19

ᴛʜᴇ ꜰᴀɪᴛʜ

Kunal blinked, the memories dissolving like smoke in a storm. His chest still felt tight, his hands cold despite the warmth of the room.

He forced himself back to the present.

Without another thought, he walked down the dim corridor, each step heavy, each breath controlled. The world outside that door did not matter. Power did not matter. Legacy did not matter.

Inside the quiet room lay Ridhima.

His wife.

Still. Unmoving. Trapped in a silence that no one could break. Machines hummed softly around her, their steady rhythm the only proof that time was still moving.

Kunal moved closer to her bedside, his hardened expression faltering for just a second. He gently wrapped his fingers around her hand, careful, as if she were made of fragile glass.

“Ridhima…” he whispered, his voice no longer the voice of an heir, no longer the voice of a man raised to command.

Just a husband.

And for the first time in a long while, the weight in his eyes was not power—

it was fear of losing someone again.

He stood beside her bed in silence, the quiet hum of machines filling the space between them.

Slowly, he reached for her hand and wrapped his fingers around it. His grip was firm—steady—like a man who had learned never to tremble. His face remained carved in stone, sharp and unreadable, the mask he had worn for years sitting perfectly in place.
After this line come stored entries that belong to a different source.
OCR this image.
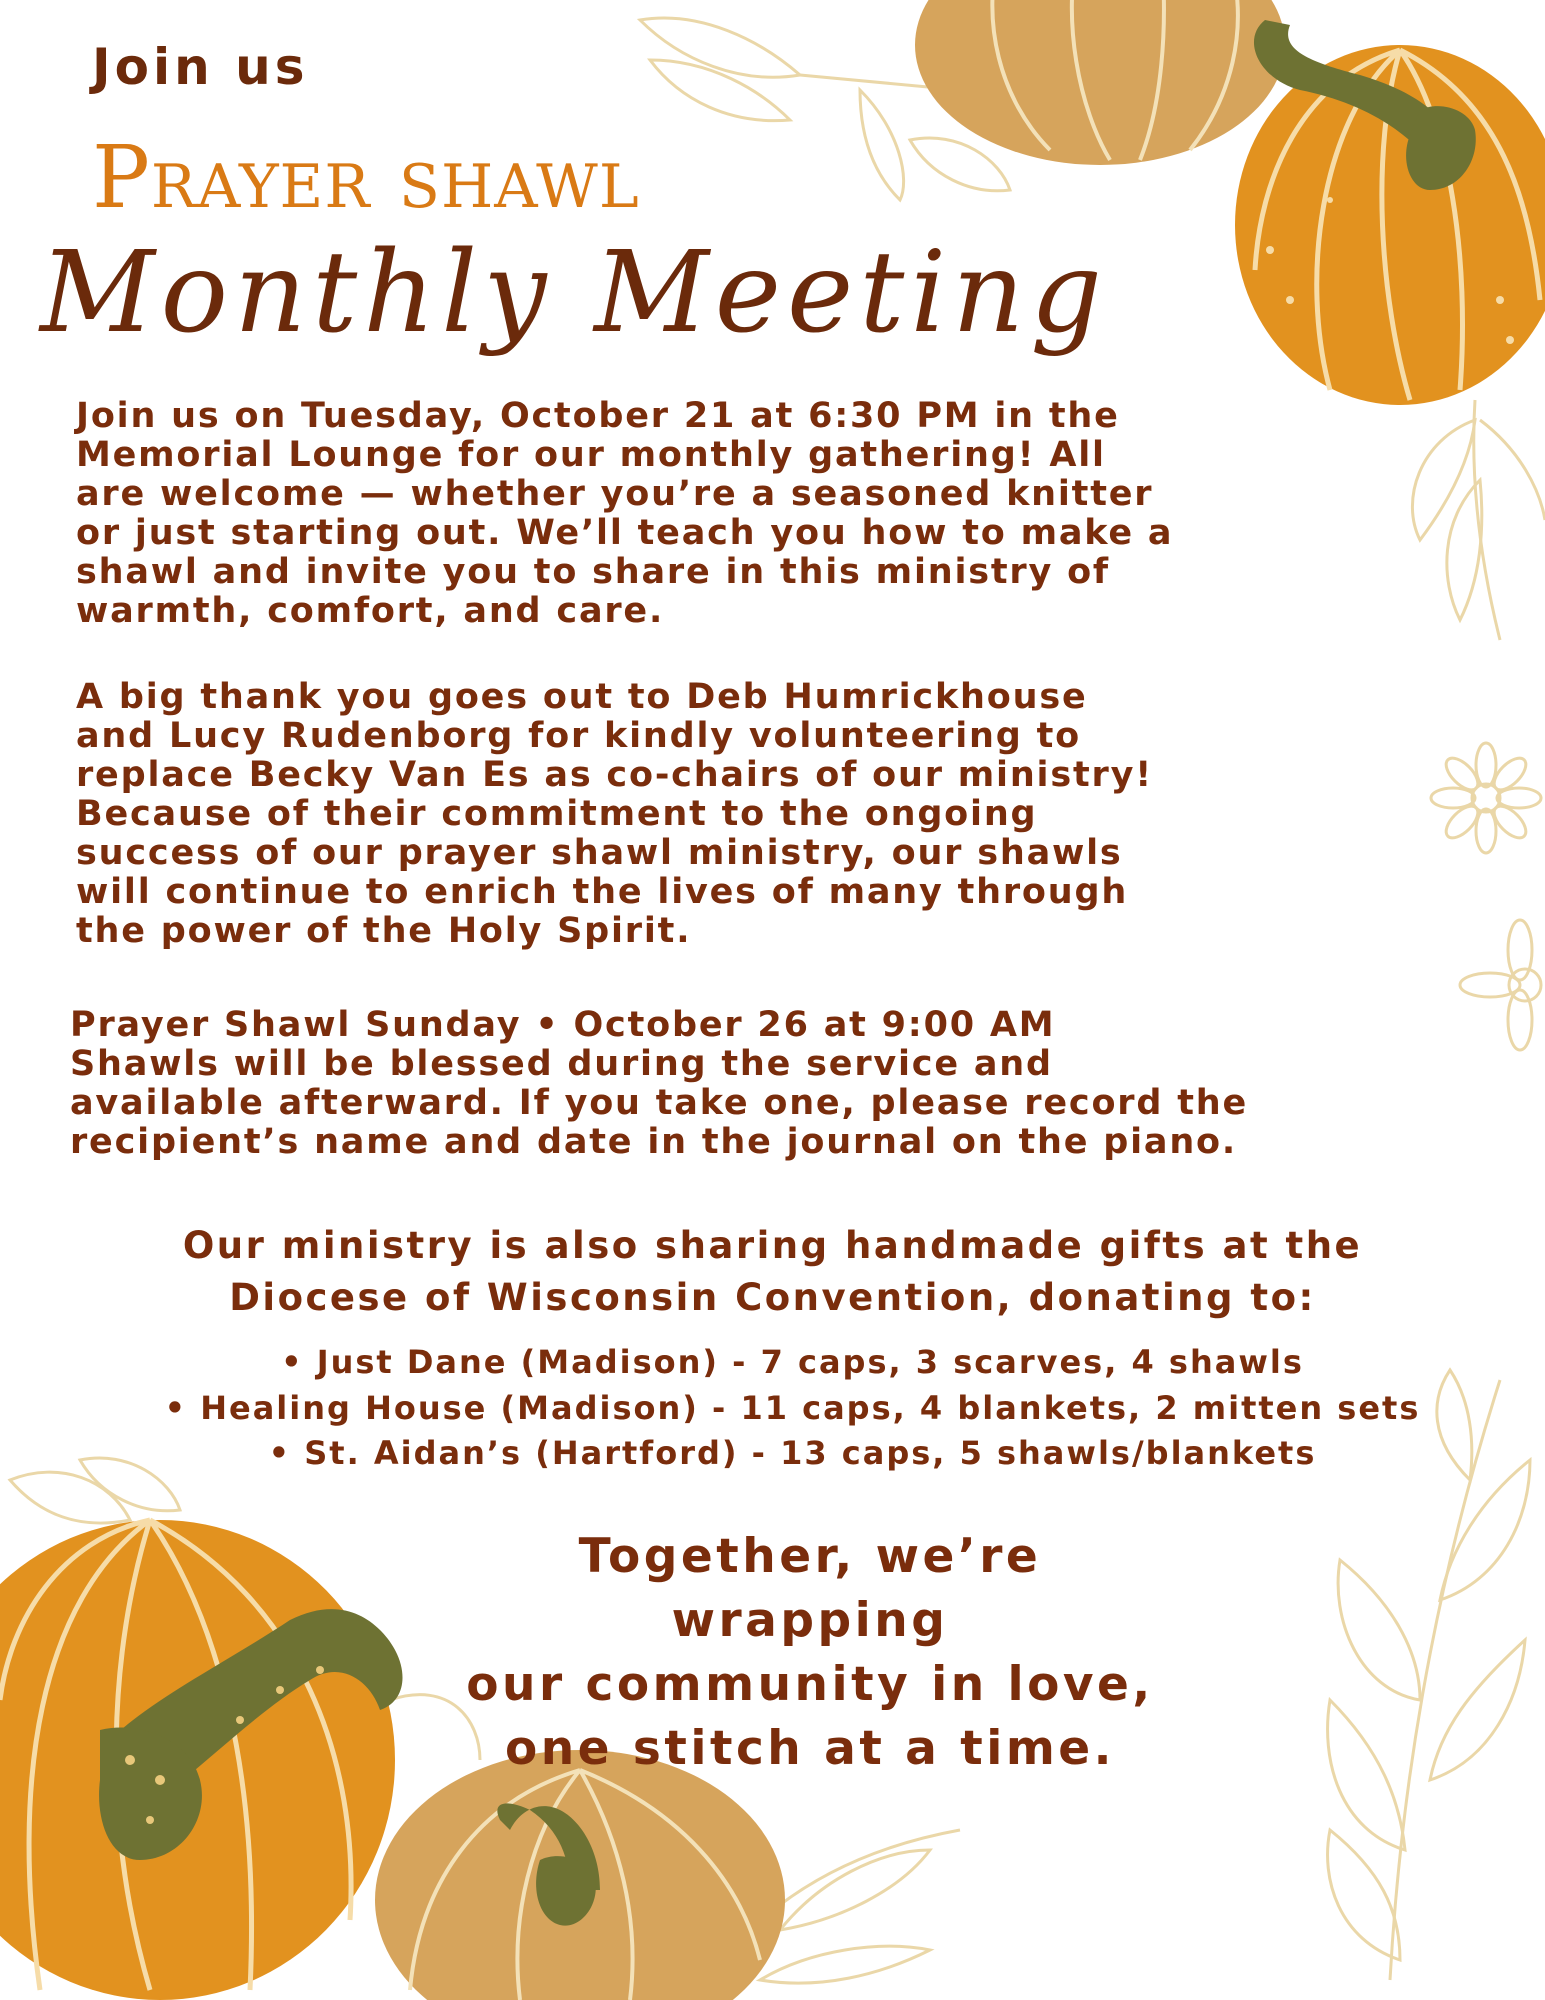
Join us
Prayer shawl
Monthly Meeting
Join us on Tuesday, October 21 at 6:30 PM in the
Memorial Lounge for our monthly gathering! All
are welcome — whether you’re a seasoned knitter
or just starting out. We’ll teach you how to make a
shawl and invite you to share in this ministry of
warmth, comfort, and care.
A big thank you goes out to Deb Humrickhouse
and Lucy Rudenborg for kindly volunteering to
replace Becky Van Es as co-chairs of our ministry!
Because of their commitment to the ongoing
success of our prayer shawl ministry, our shawls
will continue to enrich the lives of many through
the power of the Holy Spirit.
Prayer Shawl Sunday • October 26 at 9:00 AM
Shawls will be blessed during the service and
available afterward. If you take one, please record the
recipient’s name and date in the journal on the piano.
Our ministry is also sharing handmade gifts at the
Diocese of Wisconsin Convention, donating to:
• Just Dane (Madison) - 7 caps, 3 scarves, 4 shawls
• Healing House (Madison) - 11 caps, 4 blankets, 2 mitten sets
• St. Aidan’s (Hartford) - 13 caps, 5 shawls/blankets
Together, we’re wrapping
our community in love,
one stitch at a time.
But his eyes betrayed him.

For a fleeting second, something flickered there. Not weakness. Not surrender.

Pain.

Deep, restrained, unspoken pain.

The kind that had learned to live behind discipline. The kind that never dared to spill over.

He tightened his hold just slightly, as if afraid that even this fragile warmth could slip away. And though his expression did not change, his gaze softened as it rested on her still form—haunted by the fear of watching another person he loved disappear before his eyes.

He leaned closer, his movements slow, almost hesitant—so unlike the decisive man the world feared.

Brushing a strand of hair away from her face, he bent down and pressed a gentle kiss to her forehead. It lingered there for a moment, not out of habit, but out of need.

“I’ll make everything right,” he whispered, his voice low and steady, yet carrying a fragile sincerity beneath it. “I promise.”

His thumb traced faint circles over her hand, careful, as though he feared breaking her even in her silence.

“I don’t need anything else… just your trust,” he murmured softly. “Your faith in me… one more time.”

The room remained quiet, her stillness unchanged.

But for the first time that night, his hardened expression cracked just slightly—not in weakness, but in hope that somewhere, beyond the silence, she could still hear him.